Cliff Peale and Lisa Bernard-Kuhn report:
The expansion of UC Health is accelerating, from Florence to Trenton, from babies to proton beams.
Created in 2010 from the remnants of the collapsing Health Alliance of Greater Cincinnati, the system set up by the University of Cincinnati is poised to spend more than $300 million during the next few years, at the same time it’s slashing expenses to try to get more efficient.
Every big health system in the region is pursuing the same seemingly opposite goals, nudged by the looming specter of health care reform to take effect in 2014 and the relentless march toward consolidation of doctors and services under huge corporate umbrellas.
“You’re going to hear us talking about cutting expenses,” UC Health Chief Executive Officer Jim Kingsbury told a UC College of Medicine gathering Monday. “On the other hand, you’ll hear us talking about spending as much as $135 million to expand West Chester (hospital). Those are not inconsistent.”
Details of the UC Health expansion, first reported Tuesday on Cincinnati.com, include:
- A second patient tower at West Chester Hospital, which could take up to three years to complete. It will include obstetrics and maternity services, which are not offered now at the four-year-old hospital off Tylersville Road.
- New primary care offices and ambulatory centers as far south as Florence and as north as Trenton. That will fuel an expansion at UC Physicians that will include more than 300 new doctors during the next five years. Kingsbury said it’s already submitted an application to Kentucky officials for the Florence facility, although the exact site is yet to be determined.
- A “proton beam” facility to treat cancer and other disease in partnership with Cincinnati Children’s Hospital Medical Center, to be housed in a new building on the UC/Children’s medical campus in Corryville or in Butler County.
- A new adolescent residential wing at the Lindner Center of Hope in Mason, which is half-owned with the Lindner Family Foundation but operated by UC Health. Owners are raising money for the expansion now.
- A soon-to-be-announced partnership to staff clinics inside local retail stores.
- Growth in targeted areas or specialties. Examples: A new Women’s Center that just opened in West Chester and the growing UC Cancer Institute, which already has received more than $60 million in commitments or cash from UC and UC Health, with the health system planning an additional $30 million during the next five years.
As in nearly every health system in the region, cost cutting in one part of the operation will fuel new investments elsewhere.
Earlier this month, Ohio’s largest health system, Catholic Health Partners, confirmed that it has started a restructuring that will trim scores of jobs. Locally, the health system operates six hospitals as Mercy Health in Hamilton, Clermont and Butler counties.
The cuts include consolidations in the Downtown-based system’s information technology department and the closing of Mercy Franciscan Terrace by June 1, cutting 165 jobs. Still, the system is expanding elsewhere with plans for hiring in other areas. For example, the company recently hired 50 employees its Corporate Physician Business Center in Blue Ash and has hundreds of job openings across the health system.

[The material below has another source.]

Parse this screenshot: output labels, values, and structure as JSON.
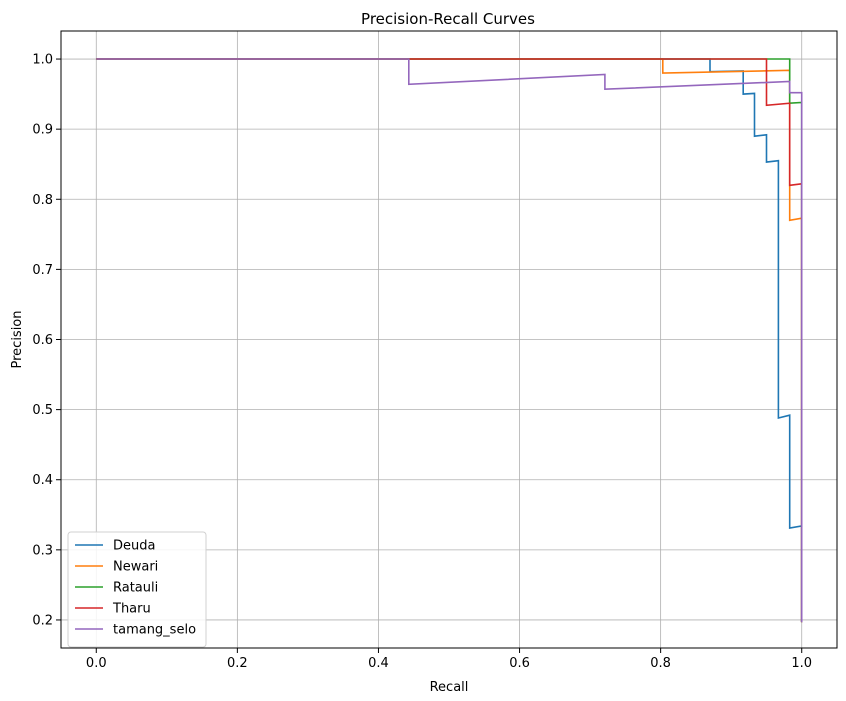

The restructuring “will prepare us to deliver health care in the totally different manner that the future will require,” Michael Boehmer told The Enquirer last week.
Evidence of the jockeying for market share by the areas’ big health systems can be seen from interstates across the region.
Construction is underway on new towers at Cincinnati Children’s and Christ Hospital.
In Montgomery, Christ recently announced plans to open a three-story outpatient center – in step with similar investments made in recent years in Anderson Township, Fort Wright, Green Township and Madisonville.
In Oakley, Mercy Health is putting the finishing touches on a new outpatient center overlooking Interstate 71. It’s working to expand Jewish Hospital in Kenwood. And by October, it will open Mercy Hospital West, a 250-bed facility in Green Township.
Not all of the changes involve construction. TriHealth earlier this year purchased a surgical center in Butler County.
The race for market share has also included a rash of acquisitions of physician groups and specialty physicians by each of the big health systems. Of the 924 primary care physicians practicing across the region, more than 80 percent have been acquired by a local health system in the last three years, according to data from the Health Collaborative of Greater Cincinnati.
UC Health includes UC Medical Center, the Drake Center and the UC Physicians doctors’ group. It is chaired by Enquirer President and Publisher Margaret Buchanan.
UC Health is critical to UC’s Academic Health Center, which provides about half of UC’s $1.1 billion budget. The health system feeds more than $40 million a year into the College of Medicine.
“There isn’t a first-rate medical school that exists in the absence of a strong hospital,” UC President Santa Ono said.
For the current year that ends June 30, UC Health will lose about $14.1 million on operations, Kingsbury said.
That includes a $20 million investment in an electronic medical records system, plus millions to recruit new doctors and expand UC Medical Center.
But next year, the system expects to post operating income of nearly $27 million, Kingsbury said.